As for the “bipartisan” label affixed to the governors’ much-publicized plan, we leave it to others to judge whether a plan endorsed by only two of 34 Republican governors — Nevada’s Sandoval and Ohio’s Kasich — passes the smell test as truly bipartisan. Here in Colorado, unlike Washington, D.C., we think genuine bipartisanship requires more than tokenism.
When asked by a reporter if he had consulted any Republicans in Colorado while preparing his plan, Hickenlooper replied that he would be speaking with Republicans in Washington, D.C., by testifying before a Senate committee.
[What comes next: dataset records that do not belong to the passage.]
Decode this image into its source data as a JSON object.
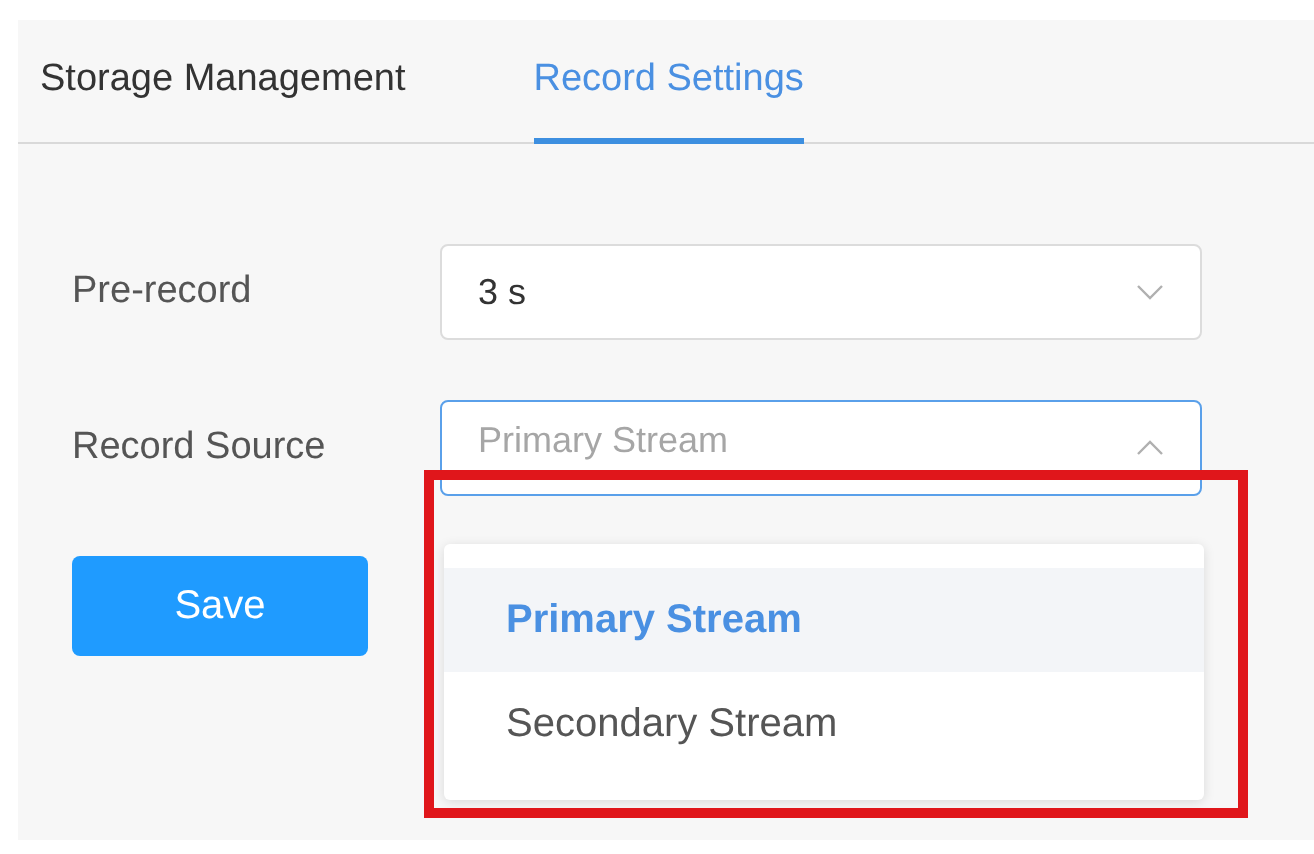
{
  "tabs": [
    {
      "label": "Storage Management",
      "selected": false
    },
    {
      "label": "Record Settings",
      "selected": true
    }
  ],
  "fields": [
    {
      "label": "Pre-record",
      "value": "3 s",
      "expanded": false
    },
    {
      "label": "Record Source",
      "placeholder": "Primary Stream",
      "expanded": true
    }
  ],
  "dropdown": {
    "options": [
      {
        "label": "Primary Stream",
        "selected": true
      },
      {
        "label": "Secondary Stream",
        "selected": false
      }
    ]
  },
  "save_button": "Save"
}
Presumably, Colorado Republicans could listen to that testimony and ask questions afterwards.
Well, we Colorado Republicans do have a few questions not yet answered by Hickenlooper — questions about the real-world problems created by Obamacare in Colorado.
- Why do the proposals not offer any solutions for reining in the rapid growth of Medicaid as the default option for millions of people seeking insurance coverage, when 82 percent of new coverage purchased through the Colorado health benefits exchange since ACA was implemented in 2013 — and 89 percent nationally — has been in Medicaid enrollment, not private insurance plans?
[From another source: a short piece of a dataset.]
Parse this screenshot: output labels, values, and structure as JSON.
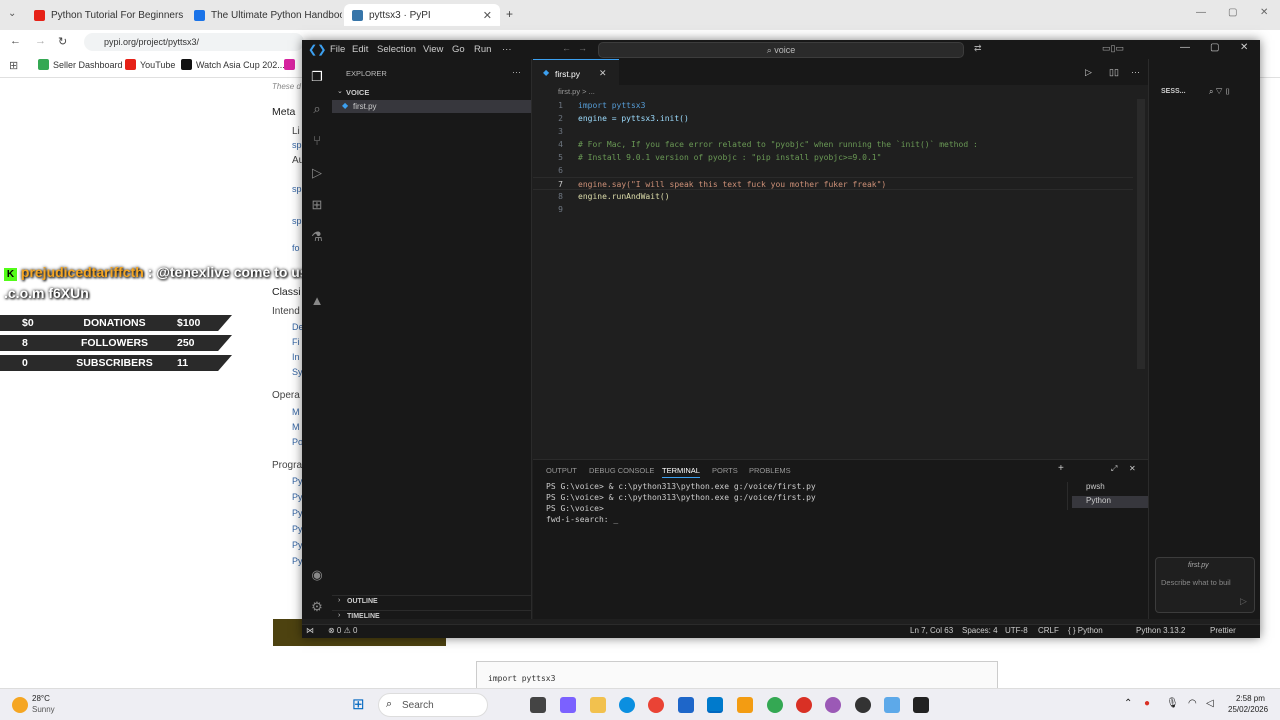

- Why is your plan silent on how to attack the cost drivers for rapidly increasing health care costs, the major underlying problem facing all health care consumers?
- Why is there nothing in your plan on how to rein in the escalating premiums and cost of deductibles in plans offered on the state exchange, with a 2017-2018 increase in premiums for individual plans expected to average 27 percent statewide?
- Your “bipartisan” plan offers no specific recommendations for modifying the onerous burdens in current law placed on small-employer plans. Do you, as a former small business employer, have any recommendations on that important issue?
- Nor does your plan offer any concrete proposals for modifying the current ACA definition of “essential benefits,” a one-size-fits-all mandate imposed on 50 diverse states. What real-world changes to benefits plans would you make, to meet the needs of Coloradans?
- What new incentives can be devised for persuading younger and healthier people to purchase insurance without the onerous, punitive and largely unsuccessful “individual mandate” in current law?
- The plan makes vague references to allowing more state-level flexibility through federal waivers, but it is woefully short on concrete proposals. The plan appears fixated on holding states harmless against potential federal funding reductions, but where are your specific recommendations for how Colorado can control escalating health care expenditures?
In his Aug. 31 news conference, the governor called his plan a pragmatic “Band-Aid.” He used the term “stabilize” eight separate times, saying the primary goal of his plan is “to stabilize insurance markets.” But we think most Coloradans want more from their elected officials than the “stabilization” of a program that has been responsible for reducing choice, raising rates to unprecedented heights and increasing taxpayer subsidies by hundreds of millions of dollars while failing to address the underlying cost drivers in our health care system.
If the many questions being asked by ordinary Coloradans remain unanswered when the Second Regular Session of the Colorado 71st General Assembly convenes in January, the people’s representatives would be justified in asking the people’s chief executive to appear before them and answer questions on these matters — with or without his teammates from Ohio and Nevada.